A contig will be considered complete when no more clones can be found from available resources.

If gaps cannot be closed, the method of sizing and the reasons for not closing must be stated.

Exact details on how adjacent BACs or PACs were assembled with a minimum overlap of 100 bp should also be stated.

It is hoped that annotation will be expanded to include recognition of genetic markers, ESTs, known genes, and syntenic regions. An annotation workshop is projected for the Working Group meetings.


Rice Genome Database

An integrated database established in Japan will facilitate collaboration, coordinate sequencing work, and provide methods for submitting, using, and sharing information. Sequences will be released to one of the public databases, DDBJ, EMBO, or GenBank. The Rice Genome Database will pick up new submissions from the public databases. The Database will store and manage the annotation information. Each participant will maintain a Web site with a standardized format that describes work in progress and sequences completed. The Database will be linked with the Web sites of each of the Projects participating laboratories and thus be able to maintain a registry of clones being sequenced, monitor progress, and coordinate activities. The database will also be linked with sites that are providing finger printing information and end sequences. With ever expanding databases, annotation is never complete. It may be advisable to assign the task of periodic update of the annotation of rice genomic sequence to the Rice Genome Database.
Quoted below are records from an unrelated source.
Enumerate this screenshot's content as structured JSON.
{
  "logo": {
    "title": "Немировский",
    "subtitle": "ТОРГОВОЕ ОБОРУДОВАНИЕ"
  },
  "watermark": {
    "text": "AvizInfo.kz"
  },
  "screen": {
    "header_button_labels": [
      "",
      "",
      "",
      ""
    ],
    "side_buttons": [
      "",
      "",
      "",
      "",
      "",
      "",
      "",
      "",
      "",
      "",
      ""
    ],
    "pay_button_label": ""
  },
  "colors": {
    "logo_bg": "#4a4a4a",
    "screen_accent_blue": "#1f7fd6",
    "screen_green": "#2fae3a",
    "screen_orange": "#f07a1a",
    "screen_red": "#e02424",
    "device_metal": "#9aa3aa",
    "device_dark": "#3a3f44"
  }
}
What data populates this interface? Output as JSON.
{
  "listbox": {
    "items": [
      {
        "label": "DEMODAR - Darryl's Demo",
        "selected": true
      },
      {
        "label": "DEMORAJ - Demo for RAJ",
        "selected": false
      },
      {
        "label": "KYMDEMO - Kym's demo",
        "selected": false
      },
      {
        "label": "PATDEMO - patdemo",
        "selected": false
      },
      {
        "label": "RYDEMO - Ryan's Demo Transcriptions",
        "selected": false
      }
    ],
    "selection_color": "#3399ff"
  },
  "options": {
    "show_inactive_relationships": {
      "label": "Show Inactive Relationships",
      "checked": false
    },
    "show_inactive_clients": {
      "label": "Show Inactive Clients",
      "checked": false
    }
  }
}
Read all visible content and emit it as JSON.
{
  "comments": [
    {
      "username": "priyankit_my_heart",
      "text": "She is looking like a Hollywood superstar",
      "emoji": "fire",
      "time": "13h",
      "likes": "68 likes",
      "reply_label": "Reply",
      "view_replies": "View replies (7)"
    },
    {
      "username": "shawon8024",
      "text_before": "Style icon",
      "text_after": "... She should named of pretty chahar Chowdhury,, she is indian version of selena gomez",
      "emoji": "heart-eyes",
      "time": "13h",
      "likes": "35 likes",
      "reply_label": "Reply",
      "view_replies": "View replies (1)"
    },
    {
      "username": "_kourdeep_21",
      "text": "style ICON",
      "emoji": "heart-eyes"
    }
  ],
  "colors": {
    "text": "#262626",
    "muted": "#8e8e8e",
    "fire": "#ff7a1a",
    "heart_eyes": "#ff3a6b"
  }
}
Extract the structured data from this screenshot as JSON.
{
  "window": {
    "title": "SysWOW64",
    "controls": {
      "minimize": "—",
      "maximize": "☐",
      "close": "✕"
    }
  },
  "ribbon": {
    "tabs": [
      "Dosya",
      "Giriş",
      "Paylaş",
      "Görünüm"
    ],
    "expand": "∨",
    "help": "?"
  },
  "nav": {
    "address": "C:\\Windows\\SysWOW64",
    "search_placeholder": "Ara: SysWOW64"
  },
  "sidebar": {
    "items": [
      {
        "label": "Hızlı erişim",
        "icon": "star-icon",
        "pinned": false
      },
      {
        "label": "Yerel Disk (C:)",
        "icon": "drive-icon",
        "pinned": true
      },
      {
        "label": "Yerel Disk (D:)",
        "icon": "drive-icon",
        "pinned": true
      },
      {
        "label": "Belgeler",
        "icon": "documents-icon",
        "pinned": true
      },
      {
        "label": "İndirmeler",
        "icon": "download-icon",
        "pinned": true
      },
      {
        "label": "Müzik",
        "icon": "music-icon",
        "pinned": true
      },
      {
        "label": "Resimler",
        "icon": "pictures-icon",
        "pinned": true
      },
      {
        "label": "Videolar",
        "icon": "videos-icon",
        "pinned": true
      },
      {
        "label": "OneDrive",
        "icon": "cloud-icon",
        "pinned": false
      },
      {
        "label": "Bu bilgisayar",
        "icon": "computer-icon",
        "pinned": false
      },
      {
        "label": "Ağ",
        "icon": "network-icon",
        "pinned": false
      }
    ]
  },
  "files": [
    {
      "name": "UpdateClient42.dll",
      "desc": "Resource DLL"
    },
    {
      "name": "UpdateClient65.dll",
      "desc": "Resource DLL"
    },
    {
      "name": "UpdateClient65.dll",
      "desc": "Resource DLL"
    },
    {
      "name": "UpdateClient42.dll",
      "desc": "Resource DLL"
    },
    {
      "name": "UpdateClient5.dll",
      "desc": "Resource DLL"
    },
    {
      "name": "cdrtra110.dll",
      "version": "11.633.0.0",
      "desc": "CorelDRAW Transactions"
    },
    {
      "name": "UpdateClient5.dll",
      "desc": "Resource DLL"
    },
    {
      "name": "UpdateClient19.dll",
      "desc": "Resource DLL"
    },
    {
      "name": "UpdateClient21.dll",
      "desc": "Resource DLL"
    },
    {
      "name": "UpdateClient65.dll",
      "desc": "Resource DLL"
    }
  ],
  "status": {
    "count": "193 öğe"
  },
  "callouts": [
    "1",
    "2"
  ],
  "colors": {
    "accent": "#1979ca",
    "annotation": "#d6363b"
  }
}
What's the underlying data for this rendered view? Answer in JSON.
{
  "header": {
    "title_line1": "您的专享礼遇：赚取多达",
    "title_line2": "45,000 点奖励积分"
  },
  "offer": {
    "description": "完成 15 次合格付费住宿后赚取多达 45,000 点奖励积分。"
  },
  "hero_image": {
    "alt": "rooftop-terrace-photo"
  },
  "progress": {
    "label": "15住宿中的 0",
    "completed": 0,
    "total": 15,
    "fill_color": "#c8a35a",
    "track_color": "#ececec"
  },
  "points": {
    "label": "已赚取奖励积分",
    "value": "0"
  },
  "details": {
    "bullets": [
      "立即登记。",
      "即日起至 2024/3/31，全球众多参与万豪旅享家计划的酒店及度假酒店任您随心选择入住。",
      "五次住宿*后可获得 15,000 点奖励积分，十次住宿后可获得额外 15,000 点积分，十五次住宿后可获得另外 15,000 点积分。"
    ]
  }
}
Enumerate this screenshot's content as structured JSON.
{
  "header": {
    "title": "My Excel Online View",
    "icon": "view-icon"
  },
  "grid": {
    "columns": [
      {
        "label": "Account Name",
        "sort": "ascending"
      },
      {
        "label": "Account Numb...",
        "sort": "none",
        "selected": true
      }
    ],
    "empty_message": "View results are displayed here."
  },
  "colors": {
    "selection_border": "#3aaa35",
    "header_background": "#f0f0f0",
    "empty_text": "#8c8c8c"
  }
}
The larger goals for the Project envision the use of sequence information to provide biological lessons for rice and other cereals. The Rice Genome Database is a means for linking all genomic information related to rice DNA sequence. This information comes from existing genomic databases and from work that derives from DNA sequencing, such as determination of gene function. The Rice Genome Database will thus be linked with other rice and cereal databases and to international groups that will be learning about the function of rice and other cereal genes.



Outreach

To be successful, this large sequencing effort needs the broad support of scientists working on rice and other cereals who will be the potential end users of the sequence information. Ultimately, it is the public at large who supports the project and steps at public education should be undertaken. They must believe that the project is worthwhile, that is well-organized and credible. There are a number of ways that The Rice Genome Sequencing Project will attempt to engender this support:

Timely release of finished, annotated sequence blocks as well as the availability of mapped BACs and YACs. ORYZA will report the results from the Working Group meetings as well as news of the Project. Internet access to The Rice Genome Database will engender awareness and utility of the Project. Publications from participating sequencing laboratories should acknowledge that they are part of the Project.

The IRGSP welcomes the participation in its activities of all scientists who can contribute to its goals.


Last modified on March 4, 1999 by B. Burr.